MKL matmul with avx 512 shows bad performance on matrix with certain input size

Wang__Shuo · ‎04-11-2020

Description: For Intel-MKL compiled with AVX512 support, matmul performance will be bad for certain matrix size. For example, let C = np.matmul(A, B), where A.shape = (m, k), B.shape = (k, n). If m < 192 and n is multiple of 1024, the performance is not as good as expected. For example, on my machine which has CPU "Intel(R) Xeon(R) Gold 6148 CPU @ 2.40GHz", if A.size = (191, 20000), B.size = (20000, 1024), np.matmul(A, B) will use 120 ms (export OMP_NUM_THREADS =1), however, if A.size = (191, 20000), B.size = (20000, 1023 or 1025). np.matmul(A, B) will us 80 ms. On the other hand, if A.size = (192, 20000), B.size = (20000, 1024), np.matmul will use 75 ms. I did many experiments, and find that if m < 192 and n is 1024, 2048, 3072 ..., the performance will be bad, the number k seems not relevant. The above test is done using numpy with MKL backend installed by Anaconda, the intel-tensorflow shows the same result.

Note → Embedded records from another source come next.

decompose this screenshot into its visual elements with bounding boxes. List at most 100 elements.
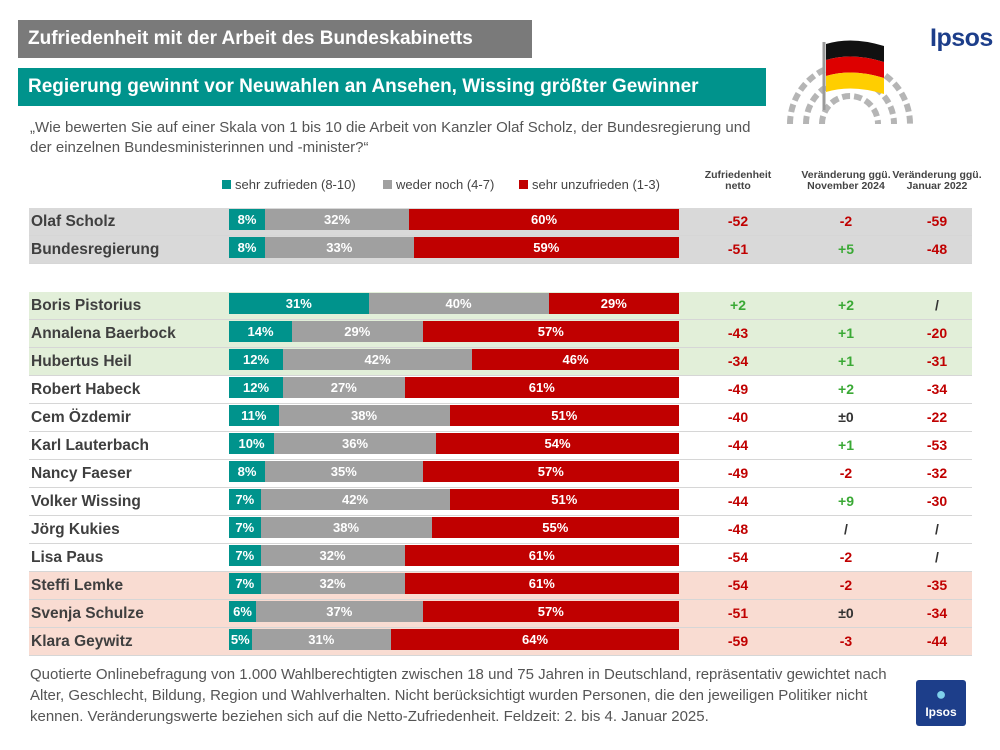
bar-segment-lisa-paus-1: 32%: [260, 545, 405, 566]
change-nov-value-volker-wissing: +9: [838, 493, 854, 509]
bar-segment-annalena-baerbock-1: 29%: [292, 321, 423, 342]
bar-segment-hubertus-heil-1: 42%: [283, 349, 472, 370]
bar-segment-boris-pistorius-0: 31%: [229, 293, 369, 314]
net-value-karl-lauterbach: -44: [727, 437, 749, 453]
row-separator: [29, 543, 972, 544]
ipsos-logo-text: Ipsos: [925, 705, 957, 719]
chart-title: Zufriedenheit mit der Arbeit des Bundesk…: [18, 20, 532, 58]
net-value-klara-geywitz: -59: [727, 633, 749, 649]
change-nov-value-robert-habeck: +2: [838, 381, 854, 397]
legend-item-satisfied: sehr zufrieden (8-10): [222, 177, 356, 192]
row-label-cem-ozdemir: Cem Özdemir: [31, 409, 131, 426]
column-header-change-nov: Veränderung ggü. November 2024: [796, 170, 896, 192]
bar-segment-klara-geywitz-1: 31%: [251, 629, 391, 650]
change-nov-value-annalena-baerbock: +1: [838, 325, 854, 341]
row-separator: [29, 655, 972, 656]
row-label-volker-wissing: Volker Wissing: [31, 493, 141, 510]
row-label-bundesregierung: Bundesregierung: [31, 241, 160, 258]
bar-segment-nancy-faeser-1: 35%: [265, 461, 423, 482]
change-jan-value-steffi-lemke: -35: [926, 577, 948, 593]
bar-segment-volker-wissing-1: 42%: [260, 489, 450, 510]
bar-segment-jorg-kukies-2: 55%: [431, 517, 679, 538]
bar-segment-karl-lauterbach-0: 10%: [229, 433, 274, 454]
row-separator: [29, 431, 972, 432]
bar-segment-olaf-scholz-1: 32%: [265, 209, 409, 230]
bar-segment-klara-geywitz-0: 5%: [229, 629, 252, 650]
bar-segment-klara-geywitz-2: 64%: [391, 629, 679, 650]
bar-segment-steffi-lemke-1: 32%: [260, 573, 405, 594]
row-label-jorg-kukies: Jörg Kukies: [31, 521, 120, 538]
net-value-cem-ozdemir: -40: [727, 409, 749, 425]
row-separator: [29, 347, 972, 348]
row-label-steffi-lemke: Steffi Lemke: [31, 577, 124, 594]
survey-question: „Wie bewerten Sie auf einer Skala von 1 …: [30, 119, 751, 156]
row-label-olaf-scholz: Olaf Scholz: [31, 213, 116, 230]
change-nov-value-boris-pistorius: +2: [838, 297, 854, 313]
bar-segment-karl-lauterbach-1: 36%: [274, 433, 436, 454]
bar-segment-cem-ozdemir-2: 51%: [449, 405, 679, 426]
change-nov-value-cem-ozdemir: ±0: [838, 409, 854, 425]
column-header-net-line1: Zufriedenheit: [704, 169, 772, 181]
change-jan-value-jorg-kukies: /: [935, 521, 939, 537]
legend-label-dissatisfied: sehr unzufrieden (1-3): [532, 177, 660, 192]
change-nov-value-bundesregierung: +5: [838, 241, 854, 257]
change-nov-value-karl-lauterbach: +1: [838, 437, 854, 453]
change-nov-value-klara-geywitz: -3: [839, 633, 853, 649]
net-value-hubertus-heil: -34: [727, 353, 749, 369]
net-value-olaf-scholz: -52: [727, 213, 749, 229]
bar-segment-cem-ozdemir-1: 38%: [278, 405, 450, 426]
bar-segment-olaf-scholz-0: 8%: [229, 209, 265, 230]
net-value-steffi-lemke: -54: [727, 577, 749, 593]
bar-segment-nancy-faeser-0: 8%: [229, 461, 265, 482]
net-value-volker-wissing: -44: [727, 493, 749, 509]
change-jan-value-olaf-scholz: -59: [926, 213, 948, 229]
bar-segment-volker-wissing-0: 7%: [229, 489, 261, 510]
bar-segment-robert-habeck-2: 61%: [404, 377, 679, 398]
change-jan-value-nancy-faeser: -32: [926, 465, 948, 481]
bar-segment-boris-pistorius-1: 40%: [368, 293, 549, 314]
net-value-lisa-paus: -54: [727, 549, 749, 565]
change-nov-value-olaf-scholz: -2: [839, 213, 853, 229]
net-value-jorg-kukies: -48: [727, 521, 749, 537]
bar-segment-svenja-schulze-2: 57%: [422, 601, 679, 622]
change-jan-value-karl-lauterbach: -53: [926, 437, 948, 453]
bar-segment-nancy-faeser-2: 57%: [422, 461, 679, 482]
bar-segment-hubertus-heil-2: 46%: [472, 349, 679, 370]
change-jan-value-robert-habeck: -34: [926, 381, 948, 397]
net-value-nancy-faeser: -49: [727, 465, 749, 481]
change-jan-value-klara-geywitz: -44: [926, 633, 948, 649]
change-jan-value-bundesregierung: -48: [926, 241, 948, 257]
bar-segment-jorg-kukies-0: 7%: [229, 517, 261, 538]
change-nov-value-svenja-schulze: ±0: [838, 605, 854, 621]
legend-swatch-dissatisfied: [519, 180, 528, 189]
change-jan-value-volker-wissing: -30: [926, 493, 948, 509]
bar-segment-svenja-schulze-0: 6%: [229, 601, 256, 622]
row-label-robert-habeck: Robert Habeck: [31, 381, 141, 398]
column-header-net: Zufriedenheit netto: [688, 170, 788, 192]
row-label-boris-pistorius: Boris Pistorius: [31, 297, 142, 314]
bar-segment-svenja-schulze-1: 37%: [256, 601, 423, 622]
column-header-change-jan: Veränderung ggü. Januar 2022: [887, 170, 987, 192]
bar-segment-hubertus-heil-0: 12%: [229, 349, 283, 370]
ipsos-logo: Ipsos: [930, 24, 993, 52]
row-separator: [29, 375, 972, 376]
change-nov-value-hubertus-heil: +1: [838, 353, 854, 369]
bar-segment-bundesregierung-1: 33%: [265, 237, 414, 258]
net-value-boris-pistorius: +2: [730, 297, 746, 313]
bar-segment-steffi-lemke-0: 7%: [229, 573, 261, 594]
legend-item-dissatisfied: sehr unzufrieden (1-3): [519, 177, 660, 192]
net-value-annalena-baerbock: -43: [727, 325, 749, 341]
bar-segment-boris-pistorius-2: 29%: [548, 293, 679, 314]
bar-segment-karl-lauterbach-2: 54%: [436, 433, 679, 454]
net-value-svenja-schulze: -51: [727, 605, 749, 621]
column-header-change-nov-line2: November 2024: [807, 180, 885, 192]
bar-segment-annalena-baerbock-0: 14%: [229, 321, 292, 342]
change-jan-value-boris-pistorius: /: [935, 297, 939, 313]
bar-segment-volker-wissing-2: 51%: [449, 489, 679, 510]
row-separator: [29, 599, 972, 600]
change-jan-value-annalena-baerbock: -20: [926, 325, 948, 341]
legend: sehr zufrieden (8-10) weder noch (4-7) s…: [0, 177, 690, 197]
column-header-net-line2: netto: [725, 180, 751, 192]
row-label-klara-geywitz: Klara Geywitz: [31, 633, 133, 650]
bar-segment-cem-ozdemir-0: 11%: [229, 405, 279, 426]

Operating system and version : CentOS Linux release 7.4.1708

Library version: Intel Optimized tensorflow 1.15.0 installed with "pip install intel-tensorflow==1.15.0", and numpy 1.18.1 shipped with Anaconda

Compiler version: gcc 4.8.5

Steps to reproduce the error (include makefiles, command lines, small test cases, and build instructions)

import numpy as np
import time
a = np.random.random((191,20000)).astype(np.float32)
b = np.random.random((20000,1024)).astype(np.float32)
for i in range(20):
    time1 = time.time()
    c = np.matmul(a,b)
    time2 = time.time()
    print(time2 - time1)

Working compiler, tool, or library version, and accelerator driver version (for regressions)

Gennady_F_Intel · ‎07-07-2020

You could submit the report of the problem against the MKL team to the Intel Online Service Center.